Make Time for Hobbies:

Writing is technically one of my hobbies.  I also make jewelry, sew, and do a little craft-level painting of things like wooden boxes, pots for plants, and the like.  I also love paint-your-own-pottery shops when I can find them.

Having the blog helps make sure I’m doing at least a minimum amount of writing each week.  I also host a weekly write-in, which is basically just a gathering of writers at a little restaurant/bakery that we like.  So that’s two ways that I make sure I’m writing frequently.

The other hobbies are a little more sporadic.  I tend to make jewelry more in December in the lead up to Christmas since it makes great gifts for people.  The others are a bit hit and miss at the moment.  Sewing is the hardest to keep up with because it requires more time, planning, and space than the others.  However, I did just get my grandmother’s Singer passed down to me (she’s still around, she just doesn’t sew anymore).  It’s built into a table that folds open so I have some of the space I need without it always taking up so much room.  She also passed down a bunch of material she hadn’t used yet, so I have a lot of projects ready to be made.

Have Someone to Talk to:

For some people, there is a friend or family member they can turn to for this.  For me, this means having a counselor or therapist.  I had a few in college, and then didn’t have one for a long time.  I was going through a lot of stressful transitions in my life recently, so I found a new therapist.  She is a Licensed Clinical Social Worker.  Sadly, she’s left private practice, and I have to find a new therapist.  I’ve identified a couple options, but have been procrastinating on actually calling someone to start again.  I was with my last therapist for a little over a year and she was really great.  Finding a new one is intimidating because I have to establish the relationship and trust all over again.  However, putting off finding a new one is affecting me.  My partner has already noticed an increase in some of my less desirable behaviors that are usually stress induced.  So getting set up with a new therapist is a must do for me, and I’ve given myself a deadline of next Friday.

A comment on therapy in general:

I believe that everyone can benefit from therapy at some point in their life.
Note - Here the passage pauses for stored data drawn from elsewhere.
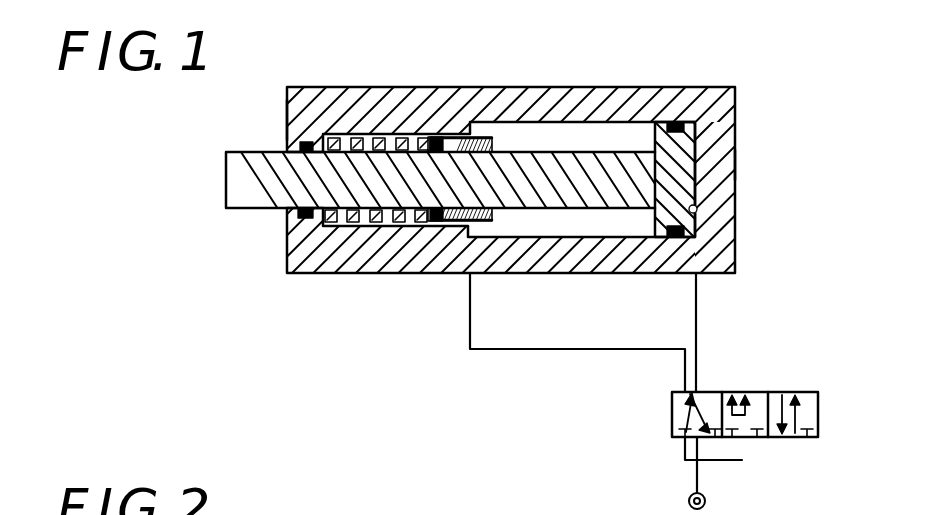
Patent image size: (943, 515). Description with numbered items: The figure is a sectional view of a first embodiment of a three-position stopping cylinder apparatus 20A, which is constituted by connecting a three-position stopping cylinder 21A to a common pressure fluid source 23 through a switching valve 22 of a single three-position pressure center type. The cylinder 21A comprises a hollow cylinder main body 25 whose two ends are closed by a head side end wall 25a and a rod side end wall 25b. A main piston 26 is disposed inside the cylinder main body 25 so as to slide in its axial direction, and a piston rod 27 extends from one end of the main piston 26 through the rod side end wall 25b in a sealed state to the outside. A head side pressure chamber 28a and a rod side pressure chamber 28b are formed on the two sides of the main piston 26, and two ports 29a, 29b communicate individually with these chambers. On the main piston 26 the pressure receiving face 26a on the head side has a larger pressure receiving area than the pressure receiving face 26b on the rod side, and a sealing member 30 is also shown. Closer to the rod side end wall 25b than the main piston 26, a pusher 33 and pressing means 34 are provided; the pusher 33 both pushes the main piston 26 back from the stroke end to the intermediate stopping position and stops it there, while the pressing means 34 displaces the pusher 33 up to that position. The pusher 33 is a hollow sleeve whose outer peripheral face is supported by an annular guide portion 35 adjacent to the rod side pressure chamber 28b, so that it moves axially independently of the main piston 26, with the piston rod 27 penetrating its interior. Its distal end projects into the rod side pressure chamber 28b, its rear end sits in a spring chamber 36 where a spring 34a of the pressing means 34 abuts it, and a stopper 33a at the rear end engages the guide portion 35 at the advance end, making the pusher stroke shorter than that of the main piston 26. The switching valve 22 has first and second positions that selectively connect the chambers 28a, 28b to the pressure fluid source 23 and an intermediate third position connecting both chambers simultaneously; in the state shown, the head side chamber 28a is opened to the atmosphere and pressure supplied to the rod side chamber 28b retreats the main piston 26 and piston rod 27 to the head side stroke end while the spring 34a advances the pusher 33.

The cylinder apparatus 20A is at (514, 261).
The 3-position stopping cylinder 21A is at (514, 167).
The switching valve 22 is at (755, 392).
The pressure fluid source 23 is at (707, 501).
The cylinder main body 25 is at (523, 96).
The head side end wall 25a is at (737, 167).
The rod side end wall 25b is at (287, 117).
The main piston 26 is at (674, 123).
The pressure receiving face on the head side 26a is at (700, 140).
The pressure receiving face on the rod side 26b is at (668, 229).
The piston rod 27 is at (621, 168).
The head side pressure chamber 28a is at (697, 204).
The rod side pressure chamber 28b is at (542, 222).
The port 29a is at (697, 273).
The port 29b is at (470, 282).
The sealing member 30 is at (287, 223).
The pusher 33 is at (500, 128).
The stopper 33a is at (440, 138).
The pressing means 34 is at (350, 136).
The spring 34a is at (348, 224).
The guide portion 35 is at (462, 136).
The spring chamber 36 is at (395, 222).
Therapy isn’t just about mental illness and it’s certainly not about needing medication.  Therapy is about having a neutral third party to talk through issues with.  Well, maybe not neutral, because they want you to do well and grow during therapy, but someone not immediately involved in the situation.  Sometimes, a friend or family member can be that for you, but a lot of times they are too close to the situation themselves, so you need someone further from the situation.

Take Care of Your Body:

There are the general things, like eating right and exercising, that are a huge benefit to your overall health and wellbeing.  There are also less obvious things.  Stretching throughout the day, looking away from your monitor every twenty minutes or so, or if you sit at work, getting up and moving around periodically.  I have a set up so I can stand at my desk at work, so I have to make sure to take a little time to sit down during the day.
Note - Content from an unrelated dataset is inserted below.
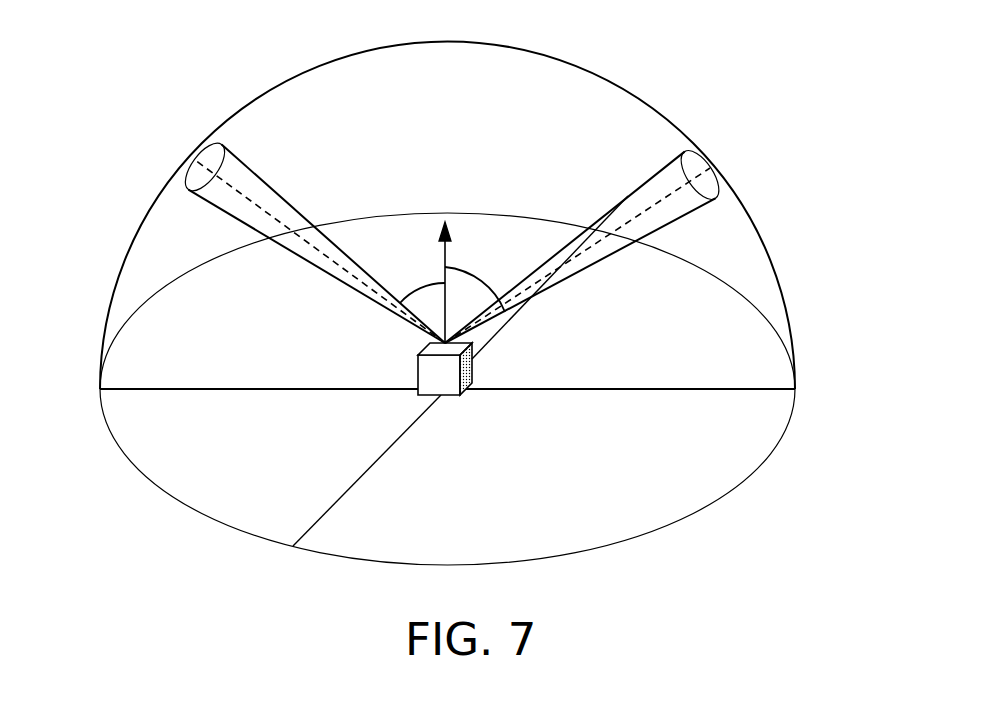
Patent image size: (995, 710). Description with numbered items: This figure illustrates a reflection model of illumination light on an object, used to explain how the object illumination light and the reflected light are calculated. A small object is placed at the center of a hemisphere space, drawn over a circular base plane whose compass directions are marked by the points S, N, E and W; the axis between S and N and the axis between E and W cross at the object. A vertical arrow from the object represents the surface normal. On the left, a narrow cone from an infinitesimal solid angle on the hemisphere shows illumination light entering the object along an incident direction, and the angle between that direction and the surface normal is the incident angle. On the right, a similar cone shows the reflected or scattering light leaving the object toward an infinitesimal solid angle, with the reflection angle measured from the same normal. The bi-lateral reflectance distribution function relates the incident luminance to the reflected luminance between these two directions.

The south axis S is at (242, 390).
The north axis N is at (645, 390).
The east axis E is at (358, 486).
The west axis W is at (550, 277).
I’ve also had back issues for a long time, so doing my physical therapy exercises every day and being very aware of my body and my posture so I don’t stress my back (which ends up leading to a pinched nerve and lots of leg pain) is something I have to really watch myself with.  I also shouldn’t lift anything heavy, by which I mean more than twenty-five pounds.  That one is really hard since I’ve always been able to help lift things or carry furniture, or haul my own stuff around before.

I’m always looking for more strategies:

What do you do for your own self-care?  I’d love to hear some of your strategies or your thoughts on any of mine.